Canon van Nijmegen: Vierdaagse – Sportiviteit en gastvrijheid
Nijmegen bulkt van de historische verhalen. Over kopstukken en gewone lieden, wijken en politieke gebeurtenissen. In de Canon van Nijmegen zijn de belangrijkste verhalen over Nijmegen geselecteerd. De derde week van juli, met daarin de Vierdaagse, werd in de loop van de twintigste eeuw een vast onderdeel van de Nijmeegse kalender. Dit was hét moment waarop de bevolking zich van haar beste kant kon tonen: gastvrij, ruimhartig en blijmoedig.
Het begin
De oorsprong van de ‘Internationale Vierdaagse Afstandsmarsen Nijmegen’ ligt in sportdagen voor legeronderdelen die in de jaren 1904-1908 her en der in het land werden gehouden.
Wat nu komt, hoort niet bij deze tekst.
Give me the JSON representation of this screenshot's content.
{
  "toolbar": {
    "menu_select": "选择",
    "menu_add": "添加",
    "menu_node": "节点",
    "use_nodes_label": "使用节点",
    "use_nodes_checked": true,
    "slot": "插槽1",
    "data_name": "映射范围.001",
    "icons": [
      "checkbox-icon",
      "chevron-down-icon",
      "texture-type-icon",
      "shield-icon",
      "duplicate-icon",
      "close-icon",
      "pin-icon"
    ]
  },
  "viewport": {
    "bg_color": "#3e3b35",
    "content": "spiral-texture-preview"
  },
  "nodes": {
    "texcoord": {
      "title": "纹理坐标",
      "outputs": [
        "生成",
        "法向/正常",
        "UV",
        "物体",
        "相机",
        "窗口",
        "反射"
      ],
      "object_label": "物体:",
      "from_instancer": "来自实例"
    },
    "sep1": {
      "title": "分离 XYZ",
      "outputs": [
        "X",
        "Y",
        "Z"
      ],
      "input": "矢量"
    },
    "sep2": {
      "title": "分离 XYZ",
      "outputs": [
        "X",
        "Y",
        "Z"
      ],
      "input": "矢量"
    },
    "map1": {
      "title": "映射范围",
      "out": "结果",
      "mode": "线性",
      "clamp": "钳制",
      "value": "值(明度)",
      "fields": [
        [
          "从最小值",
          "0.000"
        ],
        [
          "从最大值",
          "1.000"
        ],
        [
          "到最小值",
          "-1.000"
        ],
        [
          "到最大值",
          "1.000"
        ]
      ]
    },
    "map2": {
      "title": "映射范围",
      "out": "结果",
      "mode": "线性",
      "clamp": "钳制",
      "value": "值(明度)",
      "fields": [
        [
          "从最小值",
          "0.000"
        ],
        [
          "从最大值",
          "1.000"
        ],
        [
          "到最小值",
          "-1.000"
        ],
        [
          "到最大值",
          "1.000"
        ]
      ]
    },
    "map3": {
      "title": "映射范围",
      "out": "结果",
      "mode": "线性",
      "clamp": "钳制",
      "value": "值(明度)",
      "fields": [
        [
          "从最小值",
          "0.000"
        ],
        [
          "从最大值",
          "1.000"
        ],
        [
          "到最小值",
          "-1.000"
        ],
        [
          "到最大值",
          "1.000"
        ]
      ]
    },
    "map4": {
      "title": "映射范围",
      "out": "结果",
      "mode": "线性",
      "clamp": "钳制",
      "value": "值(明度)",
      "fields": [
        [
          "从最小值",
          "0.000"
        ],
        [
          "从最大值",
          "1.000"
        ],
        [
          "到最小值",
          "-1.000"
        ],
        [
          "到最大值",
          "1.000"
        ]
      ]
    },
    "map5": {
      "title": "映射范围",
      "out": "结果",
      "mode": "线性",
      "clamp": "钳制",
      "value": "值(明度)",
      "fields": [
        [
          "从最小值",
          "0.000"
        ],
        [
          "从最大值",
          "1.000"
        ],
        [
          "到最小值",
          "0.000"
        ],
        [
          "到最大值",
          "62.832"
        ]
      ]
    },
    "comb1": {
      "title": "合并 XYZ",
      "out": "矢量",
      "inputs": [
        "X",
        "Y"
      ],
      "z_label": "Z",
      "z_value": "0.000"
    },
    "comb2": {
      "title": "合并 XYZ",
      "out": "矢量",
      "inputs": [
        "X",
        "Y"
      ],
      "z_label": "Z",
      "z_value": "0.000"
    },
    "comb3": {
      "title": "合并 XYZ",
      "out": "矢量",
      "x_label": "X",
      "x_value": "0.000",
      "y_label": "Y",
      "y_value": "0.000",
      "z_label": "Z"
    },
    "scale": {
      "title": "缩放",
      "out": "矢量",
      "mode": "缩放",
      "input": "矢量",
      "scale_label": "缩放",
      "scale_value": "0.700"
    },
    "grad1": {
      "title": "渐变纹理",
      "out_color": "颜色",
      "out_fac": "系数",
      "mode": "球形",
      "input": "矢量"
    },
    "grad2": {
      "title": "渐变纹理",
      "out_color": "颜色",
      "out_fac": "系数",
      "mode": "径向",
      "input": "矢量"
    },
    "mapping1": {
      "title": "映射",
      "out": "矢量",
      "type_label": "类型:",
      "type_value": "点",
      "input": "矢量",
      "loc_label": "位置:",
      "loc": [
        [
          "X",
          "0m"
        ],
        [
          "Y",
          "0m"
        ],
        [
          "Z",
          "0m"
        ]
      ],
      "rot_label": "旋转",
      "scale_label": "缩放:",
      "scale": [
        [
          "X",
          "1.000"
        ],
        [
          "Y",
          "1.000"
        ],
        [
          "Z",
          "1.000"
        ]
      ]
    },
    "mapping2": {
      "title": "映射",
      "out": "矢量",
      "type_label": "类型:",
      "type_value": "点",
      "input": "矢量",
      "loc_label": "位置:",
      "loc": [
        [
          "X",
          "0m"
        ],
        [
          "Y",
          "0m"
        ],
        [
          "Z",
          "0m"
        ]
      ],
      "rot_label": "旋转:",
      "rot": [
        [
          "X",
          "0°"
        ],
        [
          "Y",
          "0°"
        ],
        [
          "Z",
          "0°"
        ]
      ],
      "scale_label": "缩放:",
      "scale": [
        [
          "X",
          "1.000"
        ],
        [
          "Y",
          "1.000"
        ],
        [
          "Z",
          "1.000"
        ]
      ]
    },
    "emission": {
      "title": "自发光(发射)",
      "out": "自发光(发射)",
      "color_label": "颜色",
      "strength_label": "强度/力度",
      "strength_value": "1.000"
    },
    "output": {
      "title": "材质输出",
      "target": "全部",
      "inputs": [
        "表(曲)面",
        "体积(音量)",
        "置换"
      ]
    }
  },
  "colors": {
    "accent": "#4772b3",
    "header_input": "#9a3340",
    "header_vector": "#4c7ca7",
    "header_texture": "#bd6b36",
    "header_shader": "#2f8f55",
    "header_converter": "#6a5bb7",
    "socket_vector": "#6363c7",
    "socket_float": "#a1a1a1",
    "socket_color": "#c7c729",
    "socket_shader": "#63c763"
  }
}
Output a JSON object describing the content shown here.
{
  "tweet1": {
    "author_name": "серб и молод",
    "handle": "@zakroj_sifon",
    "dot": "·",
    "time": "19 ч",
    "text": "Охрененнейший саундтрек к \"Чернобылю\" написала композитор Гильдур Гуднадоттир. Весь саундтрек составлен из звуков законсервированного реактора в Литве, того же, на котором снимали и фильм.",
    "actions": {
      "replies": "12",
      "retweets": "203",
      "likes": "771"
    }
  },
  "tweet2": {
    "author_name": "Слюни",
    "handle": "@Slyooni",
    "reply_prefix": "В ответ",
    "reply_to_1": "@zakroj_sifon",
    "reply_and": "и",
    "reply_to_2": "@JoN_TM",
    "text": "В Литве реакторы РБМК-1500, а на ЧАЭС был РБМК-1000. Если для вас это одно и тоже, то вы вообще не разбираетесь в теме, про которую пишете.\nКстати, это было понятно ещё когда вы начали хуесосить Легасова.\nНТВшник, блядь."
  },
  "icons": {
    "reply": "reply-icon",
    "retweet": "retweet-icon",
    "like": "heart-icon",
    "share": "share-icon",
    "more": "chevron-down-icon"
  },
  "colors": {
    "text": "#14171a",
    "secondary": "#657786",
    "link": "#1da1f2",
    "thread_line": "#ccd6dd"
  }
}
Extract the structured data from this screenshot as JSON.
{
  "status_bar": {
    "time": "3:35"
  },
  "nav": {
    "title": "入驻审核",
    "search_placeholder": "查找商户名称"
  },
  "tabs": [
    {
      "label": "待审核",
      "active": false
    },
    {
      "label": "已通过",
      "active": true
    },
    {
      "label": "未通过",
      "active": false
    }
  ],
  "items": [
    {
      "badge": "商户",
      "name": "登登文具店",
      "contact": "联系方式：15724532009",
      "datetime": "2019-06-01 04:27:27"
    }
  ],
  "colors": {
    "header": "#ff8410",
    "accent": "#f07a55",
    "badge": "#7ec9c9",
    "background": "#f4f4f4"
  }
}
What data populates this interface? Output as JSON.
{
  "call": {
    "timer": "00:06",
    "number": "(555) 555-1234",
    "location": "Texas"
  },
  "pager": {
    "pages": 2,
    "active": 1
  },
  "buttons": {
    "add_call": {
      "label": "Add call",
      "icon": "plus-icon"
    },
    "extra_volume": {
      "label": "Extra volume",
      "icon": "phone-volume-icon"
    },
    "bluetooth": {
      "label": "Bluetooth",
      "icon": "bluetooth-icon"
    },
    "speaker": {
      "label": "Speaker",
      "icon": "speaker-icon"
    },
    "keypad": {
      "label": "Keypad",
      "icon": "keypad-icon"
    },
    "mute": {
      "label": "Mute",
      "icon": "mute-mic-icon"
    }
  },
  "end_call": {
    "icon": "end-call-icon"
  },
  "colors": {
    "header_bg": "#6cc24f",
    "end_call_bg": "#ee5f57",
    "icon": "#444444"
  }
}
Het doel daarvan was de verbetering van de fysieke conditie van dienstplichtige soldaten. In 1909 begon de (later Koninklijke) Bond voor Lichamelijke Opvoeding met de organisatie van vierdaagse afstandsmarsen, vertrekkend vanuit minstens tien plaatsen in Nederland. Dat eerste jaar deden 306 wandelaars mee, overwegend militairen. In 1912 deden de wandelaars voor het eerst Nijmegen aan als overnachtingsplaats. Dankzij de betoonde gastvrijheid in de Prins Hendrikkazerne werd de stad nadien geregeld door het wandelevenement bezocht. In 1925 kwam de Vierdaagse definitief naar Nijmegen. In die tijd stond dat overigens nog niet vast.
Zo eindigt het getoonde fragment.